Никто ничего не понял, потому что атмосфера, некогда породившая эту лихую песню, кардинально изменилась, как бы улетела в дыру, пробитую Волной, Волнами; и даже звуки, кажется, доходили как сквозь вату, — но в целом все звучало бодро, оптимистично, и казалось, что там, впереди, на Земле, еще не раз пригодится умение сохранять присутствие духа и верность себе — а в случае полного поражения по всем фронтам умение хотя бы красиво покидать поле.
Дальше дети читали монтаж, подготовленный на основе сценария обычного выпускного: после интерната на Радуге большинство возвращалось на Землю продолжать образование — в конце концов, далеко не все устремлялись в физику. На выпускном все в ироничных и напыщенных выражениях прощались с родной планетой, которую называли светлым будущим, просто наступившим пока не для всех. В антураже вечной зимы и торчащих из-под нее обломков эти слова теперь звучали довольно зловеще, и дети сами это поняли, а потому дочитывали стихи без всякого энтузиазма, откровенно комкая мероприятие. Школьный оркестр на сохранившихся, но почему-то помятых и как бы состарившихся инструментах исполнил гимн интерната, после чего все должны уже были грузиться, но тут две девочки — одна индианка, другая китаянка — сказали, что хотели бы попрощаться с Радугой и городом от собственного лица, и под аккомпанемент подвывающего ситара затянули нечто настолько грустное, настолько нежное и неуместное, пронзительное и дикое, грамматически неправильное — прощай, любимая планета, оазис света и тепла, благодарим тебя за это, за все, за что ты нам дала, — что сначала заревели все вокруг, а потом и они сами. Наверное, это было бестактно. Наверное, им не следовало вытаскивать наружу то, что и так понимали все. Но как-то им, что ли, показалось неблагодарно покинуть Радугу без этого последнего прощания, без последнего доброго слова о разрушенных домах и попранной жизни; и Горбовский подумал, отводя глаза, что так же, наверное, прощались с Припятью — тоже оазисом будущего, а ведь с ее крушения началась и гибель всей тогдашней Радуги, какой бы черно-белой, чернобыльской она ни была.
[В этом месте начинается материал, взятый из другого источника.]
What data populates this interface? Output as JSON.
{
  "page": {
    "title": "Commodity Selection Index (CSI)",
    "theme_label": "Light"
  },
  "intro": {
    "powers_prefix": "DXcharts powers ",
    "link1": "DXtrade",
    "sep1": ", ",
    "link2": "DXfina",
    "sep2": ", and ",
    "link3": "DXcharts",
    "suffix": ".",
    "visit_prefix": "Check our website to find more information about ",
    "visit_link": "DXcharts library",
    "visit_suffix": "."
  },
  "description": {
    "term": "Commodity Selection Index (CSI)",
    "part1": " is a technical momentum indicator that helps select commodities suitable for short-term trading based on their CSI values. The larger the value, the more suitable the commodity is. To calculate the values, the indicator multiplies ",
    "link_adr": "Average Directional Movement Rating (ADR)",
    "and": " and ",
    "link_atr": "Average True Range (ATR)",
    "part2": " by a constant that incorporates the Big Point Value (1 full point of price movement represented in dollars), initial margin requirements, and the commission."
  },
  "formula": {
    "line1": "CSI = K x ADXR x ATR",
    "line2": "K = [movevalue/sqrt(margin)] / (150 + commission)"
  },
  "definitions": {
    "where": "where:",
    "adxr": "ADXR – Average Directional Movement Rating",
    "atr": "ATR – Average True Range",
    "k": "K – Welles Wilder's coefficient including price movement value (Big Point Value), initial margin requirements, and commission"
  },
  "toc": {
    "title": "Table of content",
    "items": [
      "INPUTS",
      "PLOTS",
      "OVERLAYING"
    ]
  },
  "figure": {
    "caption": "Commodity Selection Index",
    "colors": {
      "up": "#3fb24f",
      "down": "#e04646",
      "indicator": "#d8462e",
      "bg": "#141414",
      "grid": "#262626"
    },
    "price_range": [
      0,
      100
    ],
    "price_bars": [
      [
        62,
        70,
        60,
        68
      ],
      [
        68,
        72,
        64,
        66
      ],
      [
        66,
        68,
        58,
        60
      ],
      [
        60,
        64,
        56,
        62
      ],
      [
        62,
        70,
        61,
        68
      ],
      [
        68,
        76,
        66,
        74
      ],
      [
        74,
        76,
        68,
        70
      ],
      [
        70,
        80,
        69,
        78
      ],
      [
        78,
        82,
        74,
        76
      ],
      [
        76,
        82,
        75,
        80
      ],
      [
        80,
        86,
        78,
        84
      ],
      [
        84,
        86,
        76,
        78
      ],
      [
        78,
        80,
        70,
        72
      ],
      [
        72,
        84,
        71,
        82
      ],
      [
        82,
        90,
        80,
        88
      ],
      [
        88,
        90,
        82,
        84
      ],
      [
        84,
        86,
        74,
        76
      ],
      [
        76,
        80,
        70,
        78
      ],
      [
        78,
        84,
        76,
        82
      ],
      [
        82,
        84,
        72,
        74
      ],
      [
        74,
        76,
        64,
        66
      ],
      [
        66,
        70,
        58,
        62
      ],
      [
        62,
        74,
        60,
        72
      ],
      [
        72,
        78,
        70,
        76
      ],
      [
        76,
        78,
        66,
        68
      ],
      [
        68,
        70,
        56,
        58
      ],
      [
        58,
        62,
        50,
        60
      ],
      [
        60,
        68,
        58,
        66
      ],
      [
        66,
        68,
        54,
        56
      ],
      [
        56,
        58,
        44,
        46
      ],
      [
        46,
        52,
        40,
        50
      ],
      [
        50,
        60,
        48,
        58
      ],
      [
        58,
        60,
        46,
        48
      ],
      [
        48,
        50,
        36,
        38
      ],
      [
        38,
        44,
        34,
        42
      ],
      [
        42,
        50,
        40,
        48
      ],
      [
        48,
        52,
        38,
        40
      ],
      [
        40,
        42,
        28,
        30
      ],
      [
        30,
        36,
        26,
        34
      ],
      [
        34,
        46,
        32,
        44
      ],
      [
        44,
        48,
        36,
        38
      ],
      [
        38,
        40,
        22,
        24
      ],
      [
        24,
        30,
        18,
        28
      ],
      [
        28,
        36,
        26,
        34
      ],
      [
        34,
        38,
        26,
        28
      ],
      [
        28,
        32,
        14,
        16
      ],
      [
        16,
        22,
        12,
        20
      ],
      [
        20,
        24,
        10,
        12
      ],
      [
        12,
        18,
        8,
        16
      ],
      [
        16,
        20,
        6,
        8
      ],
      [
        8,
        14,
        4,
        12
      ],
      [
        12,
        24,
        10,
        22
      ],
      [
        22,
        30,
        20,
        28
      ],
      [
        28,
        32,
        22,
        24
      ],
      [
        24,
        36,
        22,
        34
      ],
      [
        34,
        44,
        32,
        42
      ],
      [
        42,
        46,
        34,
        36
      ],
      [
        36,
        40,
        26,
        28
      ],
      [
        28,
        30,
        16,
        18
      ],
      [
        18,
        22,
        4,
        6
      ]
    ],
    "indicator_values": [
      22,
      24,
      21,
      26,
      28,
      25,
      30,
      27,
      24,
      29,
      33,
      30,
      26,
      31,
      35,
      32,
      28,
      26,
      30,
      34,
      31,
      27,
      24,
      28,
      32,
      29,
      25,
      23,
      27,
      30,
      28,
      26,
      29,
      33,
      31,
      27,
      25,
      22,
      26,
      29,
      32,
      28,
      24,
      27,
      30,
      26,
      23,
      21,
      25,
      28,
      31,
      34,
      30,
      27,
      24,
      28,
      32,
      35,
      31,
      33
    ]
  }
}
Конечно, мы принесем на Землю эту заразу, подумал он. Конечно, все кончено. И ему стало совсем тошно, однако населению Радуги не суждено было попрощаться с планетой на этой ноющей ноте.
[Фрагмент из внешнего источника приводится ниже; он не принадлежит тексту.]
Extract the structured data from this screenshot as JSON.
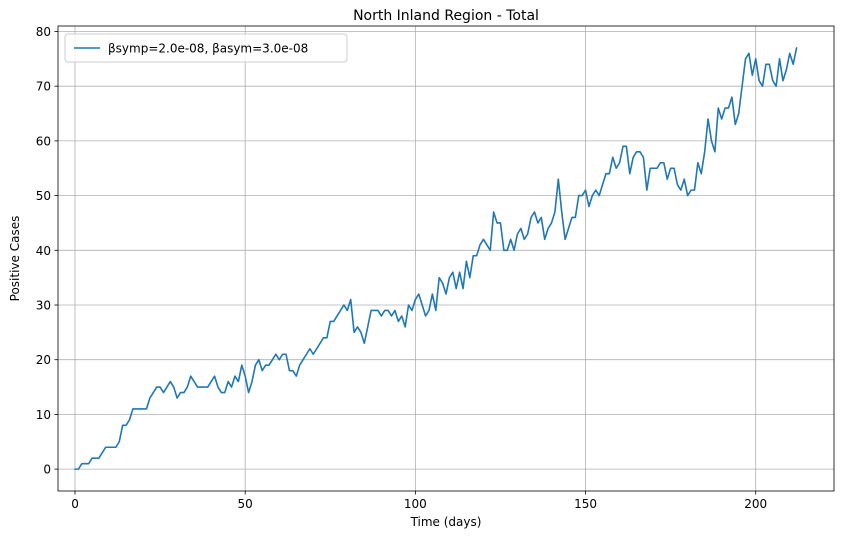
{
  "chart_data": {
    "type": "line",
    "title": "North Inland Region - Total",
    "xlabel": "Time (days)",
    "ylabel": "Positive Cases",
    "xlim": [
      -5,
      223
    ],
    "ylim": [
      -4,
      81
    ],
    "xticks": [
      0,
      50,
      100,
      150,
      200
    ],
    "yticks": [
      0,
      10,
      20,
      30,
      40,
      50,
      60,
      70,
      80
    ],
    "grid": true,
    "legend_position": "top-left",
    "series": [
      {
        "name": "βsymp=2.0e-08, βasym=3.0e-08",
        "color": "#1f77b4",
        "x": [
          0,
          1,
          2,
          3,
          4,
          5,
          6,
          7,
          8,
          9,
          10,
          11,
          12,
          13,
          14,
          15,
          16,
          17,
          18,
          19,
          20,
          21,
          22,
          23,
          24,
          25,
          26,
          27,
          28,
          29,
          30,
          31,
          32,
          33,
          34,
          35,
          36,
          37,
          38,
          39,
          40,
          41,
          42,
          43,
          44,
          45,
          46,
          47,
          48,
          49,
          50,
          51,
          52,
          53,
          54,
          55,
          56,
          57,
          58,
          59,
          60,
          61,
          62,
          63,
          64,
          65,
          66,
          67,
          68,
          69,
          70,
          71,
          72,
          73,
          74,
          75,
          76,
          77,
          78,
          79,
          80,
          81,
          82,
          83,
          84,
          85,
          86,
          87,
          88,
          89,
          90,
          91,
          92,
          93,
          94,
          95,
          96,
          97,
          98,
          99,
          100,
          101,
          102,
          103,
          104,
          105,
          106,
          107,
          108,
          109,
          110,
          111,
          112,
          113,
          114,
          115,
          116,
          117,
          118,
          119,
          120,
          121,
          122,
          123,
          124,
          125,
          126,
          127,
          128,
          129,
          130,
          131,
          132,
          133,
          134,
          135,
          136,
          137,
          138,
          139,
          140,
          141,
          142,
          143,
          144,
          145,
          146,
          147,
          148,
          149,
          150,
          151,
          152,
          153,
          154,
          155,
          156,
          157,
          158,
          159,
          160,
          161,
          162,
          163,
          164,
          165,
          166,
          167,
          168,
          169,
          170,
          171,
          172,
          173,
          174,
          175,
          176,
          177,
          178,
          179,
          180,
          181,
          182,
          183,
          184,
          185,
          186,
          187,
          188,
          189,
          190,
          191,
          192,
          193,
          194,
          195,
          196,
          197,
          198,
          199,
          200,
          201,
          202,
          203,
          204,
          205,
          206,
          207,
          208,
          209,
          210,
          211,
          212
        ],
        "y": [
          0,
          0,
          1,
          1,
          1,
          2,
          2,
          2,
          3,
          4,
          4,
          4,
          4,
          5,
          8,
          8,
          9,
          11,
          11,
          11,
          11,
          11,
          13,
          14,
          15,
          15,
          14,
          15,
          16,
          15,
          13,
          14,
          14,
          15,
          17,
          16,
          15,
          15,
          15,
          15,
          16,
          17,
          15,
          14,
          14,
          16,
          15,
          17,
          16,
          19,
          17,
          14,
          16,
          19,
          20,
          18,
          19,
          19,
          20,
          21,
          20,
          21,
          21,
          18,
          18,
          17,
          19,
          20,
          21,
          22,
          21,
          22,
          23,
          24,
          24,
          27,
          27,
          28,
          29,
          30,
          29,
          31,
          25,
          26,
          25,
          23,
          26,
          29,
          29,
          29,
          28,
          29,
          29,
          28,
          29,
          27,
          28,
          26,
          30,
          29,
          31,
          32,
          30,
          28,
          29,
          32,
          29,
          35,
          34,
          32,
          35,
          36,
          33,
          36,
          33,
          38,
          35,
          39,
          39,
          41,
          42,
          41,
          40,
          47,
          45,
          45,
          40,
          40,
          42,
          40,
          43,
          44,
          42,
          43,
          46,
          47,
          45,
          46,
          42,
          44,
          45,
          47,
          53,
          47,
          42,
          44,
          46,
          46,
          50,
          50,
          51,
          48,
          50,
          51,
          50,
          52,
          54,
          54,
          57,
          55,
          56,
          59,
          59,
          54,
          57,
          58,
          58,
          57,
          51,
          55,
          55,
          55,
          56,
          56,
          53,
          55,
          55,
          52,
          51,
          53,
          50,
          51,
          51,
          56,
          54,
          58,
          64,
          60,
          58,
          66,
          64,
          66,
          66,
          68,
          63,
          65,
          70,
          75,
          76,
          72,
          75,
          71,
          70,
          74,
          74,
          71,
          70,
          75,
          71,
          73,
          76,
          74,
          77
        ]
      }
    ]
  }
}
Десять второступенников, оставленных в лесу по милости Склярова и переживших не вполне понятную мутацию, выпрыгнули в центр площади и хрипло заорали:
— Сдохни, Радуга! К чертовой матери, Радуга!
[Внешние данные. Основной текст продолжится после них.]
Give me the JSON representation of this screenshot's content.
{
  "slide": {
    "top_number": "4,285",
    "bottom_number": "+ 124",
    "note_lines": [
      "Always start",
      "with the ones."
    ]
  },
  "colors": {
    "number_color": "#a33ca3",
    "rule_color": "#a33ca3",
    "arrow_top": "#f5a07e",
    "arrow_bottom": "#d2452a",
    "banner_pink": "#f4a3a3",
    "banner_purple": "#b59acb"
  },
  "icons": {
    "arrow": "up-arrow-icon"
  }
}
Они побежали к управлению и стали швырять в стекла заранее заготовленные снежки и камни, они топтали остатки сквера перед управлением, пинали трибуну, ломали кусты и орали так, словно их была сотня, а не десятеро. В них не было ничего от кротких очкариков Радуги, ничего от вундеркиндов, с детства щелкающих олимпиадные задачки, ничего от Детского, где дурное настроение каждого заботило всех; это была даже не шпана полуночной эпохи, а провал в самую глубокую глубину, чуть ли не в крестовый поход детей. И пока желтолицая эта команда доламывала и крушила все, что пощадила Волна, — детские психологи переглядывались с видом авгуров, хотя решительно ничего не понимали и не представляли, что делать: в них с первого курса вбивали, что травмированного ребенка надо уважать, не обесценивать его страдания и не мешать самовыражаться. Вот они самовыражались. И ясно было, что они отлично научились скрывать свои истинные чувства, и теперь они жертвы и чувствуют себя в своем праве, и никакой психической реабилитацией нельзя вытравить из них эту жажду сломать весь мир, зашедший в тупик, и построить на его руинах свой мир, такой мир, в котором тупик будет нормой, а на любые попытки что-то построить ответ будет один — построили тут уже одни такие. Все это пронеслось в голове у Горбовского в долю секунды, и он понял, что их нельзя везти на Землю, а самое правильное — оставить их тут и самому остаться с ними, и попробовать что-то сделать. Но он один раз уже остался. Ни от кого нельзя требовать повторной жертвы.